La cosa se ponía mal para Kásperle, se ponía muy mal. Lo mejor iba a ser pedir perdón en seguida, el Duque se compadecería de él. Era una suerte estar tan pringoso, porque así pudo escurrirse de las manos de los criados y, dando un salto hacia el Duque, le dijo con voz muy lastimera:
—¡Perdón, perdón, perdón!
Pero el Duque era un señor algo asustadizo y dio un respingo que lo hizo echarse hacia atrás en su butaca, con lo que cayó de espaldas con butaca y todo.
—¡Dios mío!
El Conde, el mayordomo, los criados, todos trataron de sostener al Duque, y entonces Kásperle dio una voltereta por encima de todos ellos y se escapó al pasillo. Un criado quiso detenerlo, pero la puerta le dio con tanta fuerza en la cabeza que por poco se cae. De todos modos salió corriendo por el pasillo seguido del mayordomo y los dos gritaban:
—¡Socorro, socorro! ¡Detenedlo, detenedlo!
Llegaron corriendo muchos criados, pero no sabían a quién detener, no se veía ni rastro de Kásperle. El larguísimo pasillo estaba vacío y las puertas cerradas, así que no podía haber entrado en ninguna habitación. Nada, no se veía al pillastre por ningún lado. Los criados recorrían los pasillos, subían y bajaban las escaleras, todo el castillo entró en movimiento, y los invitados no sabían qué estaban buscando.

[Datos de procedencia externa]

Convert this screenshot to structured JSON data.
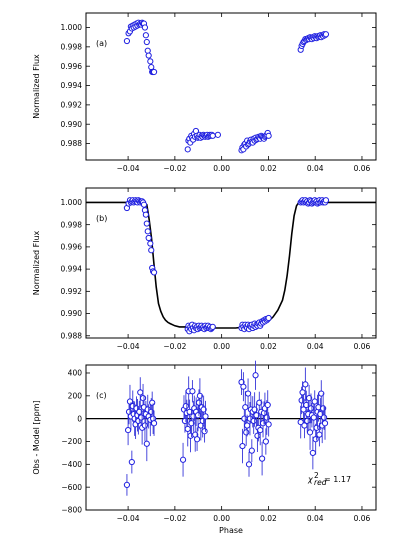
{
  "chart_data": [
    {
      "type": "scatter",
      "panel_label": "(a)",
      "xlabel": "",
      "ylabel": "Normalized Flux",
      "xlim": [
        -0.058,
        0.066
      ],
      "ylim": [
        0.9863,
        1.0015
      ],
      "xticks": [
        -0.04,
        -0.02,
        0.0,
        0.02,
        0.04,
        0.06
      ],
      "xtick_labels": [
        "−0.04",
        "−0.02",
        "0.00",
        "0.02",
        "0.04",
        "0.06"
      ],
      "yticks": [
        0.988,
        0.99,
        0.992,
        0.994,
        0.996,
        0.998,
        1.0
      ],
      "ytick_labels": [
        "0.988",
        "0.990",
        "0.992",
        "0.994",
        "0.996",
        "0.998",
        "1.000"
      ],
      "series": [
        {
          "x": [
            -0.0405,
            -0.0398,
            -0.0392,
            -0.0388,
            -0.0384,
            -0.038,
            -0.0376,
            -0.0372,
            -0.0368,
            -0.0364,
            -0.036,
            -0.0356,
            -0.0352,
            -0.0348,
            -0.0344,
            -0.034,
            -0.0336,
            -0.0332,
            -0.0328,
            -0.0324,
            -0.032,
            -0.0316,
            -0.0312,
            -0.0305,
            -0.0301,
            -0.0297,
            -0.0293,
            -0.0289,
            -0.0016,
            -0.0145,
            -0.0142,
            -0.0138,
            -0.0134,
            -0.013,
            -0.0126,
            -0.0122,
            -0.0118,
            -0.0114,
            -0.011,
            -0.0106,
            -0.0102,
            -0.0098,
            -0.0094,
            -0.009,
            -0.0086,
            -0.0082,
            -0.0078,
            -0.0074,
            -0.007,
            -0.0066,
            -0.0062,
            -0.0058,
            -0.0054,
            -0.005,
            -0.0046,
            -0.0042,
            -0.0038,
            0.0085,
            0.0089,
            0.0093,
            0.0097,
            0.0101,
            0.0105,
            0.0109,
            0.0113,
            0.0117,
            0.0121,
            0.0125,
            0.0129,
            0.0133,
            0.0137,
            0.0141,
            0.0145,
            0.0149,
            0.0153,
            0.0157,
            0.0161,
            0.0165,
            0.0169,
            0.0173,
            0.0177,
            0.0181,
            0.0185,
            0.0189,
            0.0193,
            0.0197,
            0.0201,
            0.0338,
            0.0342,
            0.0346,
            0.035,
            0.0354,
            0.0358,
            0.0362,
            0.0366,
            0.037,
            0.0374,
            0.0378,
            0.0382,
            0.0386,
            0.039,
            0.0394,
            0.0398,
            0.0402,
            0.0406,
            0.041,
            0.0414,
            0.0418,
            0.0422,
            0.0426,
            0.043,
            0.0434,
            0.0438,
            0.0442,
            0.0446
          ],
          "y": [
            0.9986,
            0.9994,
            0.9996,
            1.0001,
            0.9999,
            1.0002,
            1.0,
            1.0003,
            1.0001,
            1.0004,
            1.0002,
            1.0005,
            1.0003,
            1.0004,
            1.0003,
            1.0005,
            1.0004,
            1.0004,
            1.0,
            0.9992,
            0.9985,
            0.9976,
            0.9971,
            0.9965,
            0.9959,
            0.9954,
            0.9954,
            0.9954,
            0.9889,
            0.9874,
            0.9883,
            0.9885,
            0.9881,
            0.9888,
            0.9886,
            0.9884,
            0.989,
            0.9887,
            0.9893,
            0.9888,
            0.9886,
            0.9887,
            0.9889,
            0.9886,
            0.9888,
            0.9887,
            0.9889,
            0.9888,
            0.9887,
            0.9888,
            0.9889,
            0.9887,
            0.9888,
            0.9889,
            0.9888,
            0.9889,
            0.9888,
            0.9873,
            0.9876,
            0.9874,
            0.9879,
            0.988,
            0.9877,
            0.9883,
            0.9879,
            0.988,
            0.9882,
            0.9884,
            0.9882,
            0.9881,
            0.9885,
            0.9883,
            0.9886,
            0.9884,
            0.9885,
            0.9887,
            0.9886,
            0.9885,
            0.9888,
            0.9887,
            0.9886,
            0.9885,
            0.9887,
            0.9888,
            0.9889,
            0.9891,
            0.9888,
            0.9977,
            0.9981,
            0.9983,
            0.9985,
            0.9986,
            0.9988,
            0.9987,
            0.9988,
            0.9989,
            0.9988,
            0.999,
            0.9989,
            0.9988,
            0.999,
            0.9989,
            0.9991,
            0.999,
            0.9989,
            0.9991,
            0.999,
            0.9991,
            0.9992,
            0.999,
            0.9992,
            0.9991,
            0.9993,
            0.9992,
            0.9993
          ]
        }
      ]
    },
    {
      "type": "scatter",
      "panel_label": "(b)",
      "xlabel": "",
      "ylabel": "Normalized Flux",
      "xlim": [
        -0.058,
        0.066
      ],
      "ylim": [
        0.9878,
        1.0013
      ],
      "xticks": [
        -0.04,
        -0.02,
        0.0,
        0.02,
        0.04,
        0.06
      ],
      "xtick_labels": [
        "−0.04",
        "−0.02",
        "0.00",
        "0.02",
        "0.04",
        "0.06"
      ],
      "yticks": [
        0.988,
        0.99,
        0.992,
        0.994,
        0.996,
        0.998,
        1.0
      ],
      "ytick_labels": [
        "0.988",
        "0.990",
        "0.992",
        "0.994",
        "0.996",
        "0.998",
        "1.000"
      ],
      "model": {
        "x": [
          -0.058,
          -0.034,
          -0.032,
          -0.031,
          -0.03,
          -0.029,
          -0.028,
          -0.027,
          -0.026,
          -0.025,
          -0.024,
          -0.023,
          -0.022,
          -0.021,
          -0.02,
          -0.018,
          -0.016,
          -0.014,
          -0.012,
          -0.01,
          -0.006,
          -0.002,
          0.002,
          0.006,
          0.01,
          0.014,
          0.016,
          0.018,
          0.02,
          0.022,
          0.024,
          0.026,
          0.027,
          0.028,
          0.029,
          0.03,
          0.031,
          0.032,
          0.033,
          0.034,
          0.066
        ],
        "y": [
          1.0,
          1.0,
          0.9998,
          0.9985,
          0.9968,
          0.9946,
          0.9924,
          0.9909,
          0.9902,
          0.9897,
          0.9894,
          0.9892,
          0.9891,
          0.989,
          0.9889,
          0.9888,
          0.9888,
          0.9888,
          0.9887,
          0.9887,
          0.9887,
          0.9887,
          0.9887,
          0.9887,
          0.9888,
          0.9889,
          0.989,
          0.9891,
          0.9893,
          0.9897,
          0.9903,
          0.9912,
          0.9921,
          0.9934,
          0.9952,
          0.9972,
          0.9988,
          0.9997,
          1.0,
          1.0,
          1.0
        ]
      },
      "series": [
        {
          "x": [
            -0.0405,
            -0.0398,
            -0.0392,
            -0.0388,
            -0.0384,
            -0.038,
            -0.0376,
            -0.0372,
            -0.0368,
            -0.0364,
            -0.036,
            -0.0356,
            -0.0352,
            -0.0348,
            -0.0344,
            -0.034,
            -0.0336,
            -0.0332,
            -0.0328,
            -0.0324,
            -0.032,
            -0.0316,
            -0.0312,
            -0.0305,
            -0.0301,
            -0.0297,
            -0.0293,
            -0.0289,
            -0.0145,
            -0.0142,
            -0.0138,
            -0.0134,
            -0.013,
            -0.0126,
            -0.0122,
            -0.0118,
            -0.0114,
            -0.011,
            -0.0106,
            -0.0102,
            -0.0098,
            -0.0094,
            -0.009,
            -0.0086,
            -0.0082,
            -0.0078,
            -0.0074,
            -0.007,
            -0.0066,
            -0.0062,
            -0.0058,
            -0.0054,
            -0.005,
            -0.0046,
            -0.0042,
            -0.0038,
            0.0085,
            0.0089,
            0.0093,
            0.0097,
            0.0101,
            0.0105,
            0.0109,
            0.0113,
            0.0117,
            0.0121,
            0.0125,
            0.0129,
            0.0133,
            0.0137,
            0.0141,
            0.0145,
            0.0149,
            0.0153,
            0.0157,
            0.0161,
            0.0165,
            0.0169,
            0.0173,
            0.0177,
            0.0181,
            0.0185,
            0.0189,
            0.0193,
            0.0197,
            0.0201,
            0.0338,
            0.0342,
            0.0346,
            0.035,
            0.0354,
            0.0358,
            0.0362,
            0.0366,
            0.037,
            0.0374,
            0.0378,
            0.0382,
            0.0386,
            0.039,
            0.0394,
            0.0398,
            0.0402,
            0.0406,
            0.041,
            0.0414,
            0.0418,
            0.0422,
            0.0426,
            0.043,
            0.0434,
            0.0438,
            0.0442,
            0.0446
          ],
          "y": [
            0.9995,
            0.9999,
            1.0002,
            1.0,
            1.0001,
            1.0002,
            1.0,
            1.0001,
            1.0002,
            1.0001,
            1.0,
            1.0002,
            1.0001,
            1.0,
            1.0001,
            1.0001,
            1.0,
            0.9998,
            0.9993,
            0.9989,
            0.9981,
            0.9974,
            0.9968,
            0.9963,
            0.9957,
            0.9941,
            0.9938,
            0.9937,
            0.9886,
            0.9889,
            0.9884,
            0.9888,
            0.9886,
            0.989,
            0.9887,
            0.9885,
            0.9889,
            0.9887,
            0.9888,
            0.9886,
            0.9889,
            0.9887,
            0.9888,
            0.9889,
            0.9887,
            0.9888,
            0.9886,
            0.9889,
            0.9887,
            0.9888,
            0.9889,
            0.9887,
            0.9888,
            0.9886,
            0.9887,
            0.9888,
            0.9887,
            0.989,
            0.9888,
            0.9886,
            0.989,
            0.9888,
            0.9887,
            0.989,
            0.9886,
            0.9889,
            0.9888,
            0.989,
            0.9887,
            0.9889,
            0.9891,
            0.9888,
            0.989,
            0.9889,
            0.9891,
            0.9892,
            0.9889,
            0.9891,
            0.9893,
            0.9892,
            0.9894,
            0.9893,
            0.9895,
            0.9894,
            0.9895,
            0.9896,
            1.0,
            1.0001,
            1.0002,
            1.0,
            1.0001,
            1.0002,
            1.0,
            1.0001,
            0.9999,
            1.0,
            1.0002,
            1.0001,
            0.9999,
            1.0,
            1.0001,
            1.0002,
            1.0,
            1.0001,
            0.9999,
            1.0,
            1.0002,
            1.0,
            1.0001,
            1.0002,
            1.0,
            1.0001,
            1.0,
            1.0002
          ]
        }
      ]
    },
    {
      "type": "scatter",
      "panel_label": "(c)",
      "xlabel": "Phase",
      "ylabel": "Obs - Model [ppm]",
      "xlim": [
        -0.058,
        0.066
      ],
      "ylim": [
        -800,
        470
      ],
      "xticks": [
        -0.04,
        -0.02,
        0.0,
        0.02,
        0.04,
        0.06
      ],
      "xtick_labels": [
        "−0.04",
        "−0.02",
        "0.00",
        "0.02",
        "0.04",
        "0.06"
      ],
      "yticks": [
        -800,
        -600,
        -400,
        -200,
        0,
        200,
        400
      ],
      "ytick_labels": [
        "−800",
        "−600",
        "−400",
        "−200",
        "0",
        "200",
        "400"
      ],
      "annotation": {
        "prefix": "χ",
        "superscript": "2",
        "subscript": "red",
        "value": "= 1.17"
      },
      "series": [
        {
          "x": [
            -0.0405,
            -0.04,
            -0.0396,
            -0.0392,
            -0.0388,
            -0.0384,
            -0.038,
            -0.0376,
            -0.0372,
            -0.0368,
            -0.0364,
            -0.036,
            -0.0356,
            -0.0352,
            -0.0348,
            -0.0344,
            -0.034,
            -0.0336,
            -0.0332,
            -0.0328,
            -0.0324,
            -0.032,
            -0.0316,
            -0.0312,
            -0.0305,
            -0.0301,
            -0.0297,
            -0.0293,
            -0.0289,
            -0.0165,
            -0.0161,
            -0.0157,
            -0.0153,
            -0.0149,
            -0.0145,
            -0.0141,
            -0.0137,
            -0.0133,
            -0.0129,
            -0.0125,
            -0.0121,
            -0.0117,
            -0.0113,
            -0.0109,
            -0.0105,
            -0.0101,
            -0.0097,
            -0.0093,
            -0.0089,
            -0.0085,
            -0.0081,
            -0.0077,
            -0.0073,
            -0.0069,
            0.0085,
            0.0089,
            0.0093,
            0.0097,
            0.0101,
            0.0105,
            0.0109,
            0.0113,
            0.0117,
            0.0121,
            0.0125,
            0.0129,
            0.0133,
            0.0137,
            0.0141,
            0.0145,
            0.0149,
            0.0153,
            0.0157,
            0.0161,
            0.0165,
            0.0169,
            0.0173,
            0.0177,
            0.0181,
            0.0185,
            0.0189,
            0.0193,
            0.0197,
            0.0201,
            0.0338,
            0.0342,
            0.0346,
            0.035,
            0.0354,
            0.0358,
            0.0362,
            0.0366,
            0.037,
            0.0374,
            0.0378,
            0.0382,
            0.0386,
            0.039,
            0.0394,
            0.0398,
            0.0402,
            0.0406,
            0.041,
            0.0414,
            0.0418,
            0.0422,
            0.0426,
            0.043,
            0.0434,
            0.0438,
            0.0442
          ],
          "y": [
            -580,
            -100,
            60,
            150,
            20,
            -380,
            110,
            40,
            0,
            -50,
            90,
            30,
            -20,
            60,
            230,
            10,
            -80,
            180,
            100,
            -60,
            40,
            -220,
            80,
            20,
            -10,
            60,
            140,
            0,
            -40,
            -360,
            80,
            -20,
            110,
            50,
            -90,
            240,
            60,
            -150,
            -40,
            240,
            20,
            90,
            -140,
            60,
            -180,
            30,
            140,
            200,
            -60,
            100,
            -20,
            80,
            -110,
            20,
            320,
            -240,
            280,
            0,
            100,
            -120,
            -60,
            220,
            -400,
            0,
            80,
            -280,
            60,
            -20,
            80,
            380,
            30,
            -150,
            -80,
            140,
            -100,
            60,
            -350,
            -40,
            50,
            90,
            -200,
            10,
            120,
            -50,
            -30,
            160,
            230,
            80,
            -60,
            300,
            120,
            -20,
            40,
            180,
            -120,
            90,
            30,
            -300,
            10,
            150,
            -180,
            -80,
            60,
            100,
            -140,
            40,
            220,
            -60,
            90,
            10,
            -40
          ]
        }
      ]
    }
  ]
}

Mientras tanto, el Conde había llamado al médico del Duque, pensando que el pobre señor se había roto algún hueso. Afortunadamente no se habían roto más que las patas de la butaca. Pero el Duque resoplaba y se quejaba como si se hubiera hecho pedazos. Todo el castillo andaba revuelto y preocupado, hasta que el Duque dijo de pronto que tenía hambre y quería la comida. Y entonces todos suspiraron:
—¡Gracias a Dios!
La verdad era que todos tenían hambre, porque era ya muy tarde. A aquella hora estarían ya merendando todas las personas que vivían en casas corrientes y no en un castillo.
El Conde ordenó a sus tres vigilantes nocturnos que siguieran buscando por todas partes y cogieran preso a Kásperle cuando lo encontraran.
Y por fin se sirvió la comida, y a todos les gustó mucho y se pusieron otra vez de buen humor.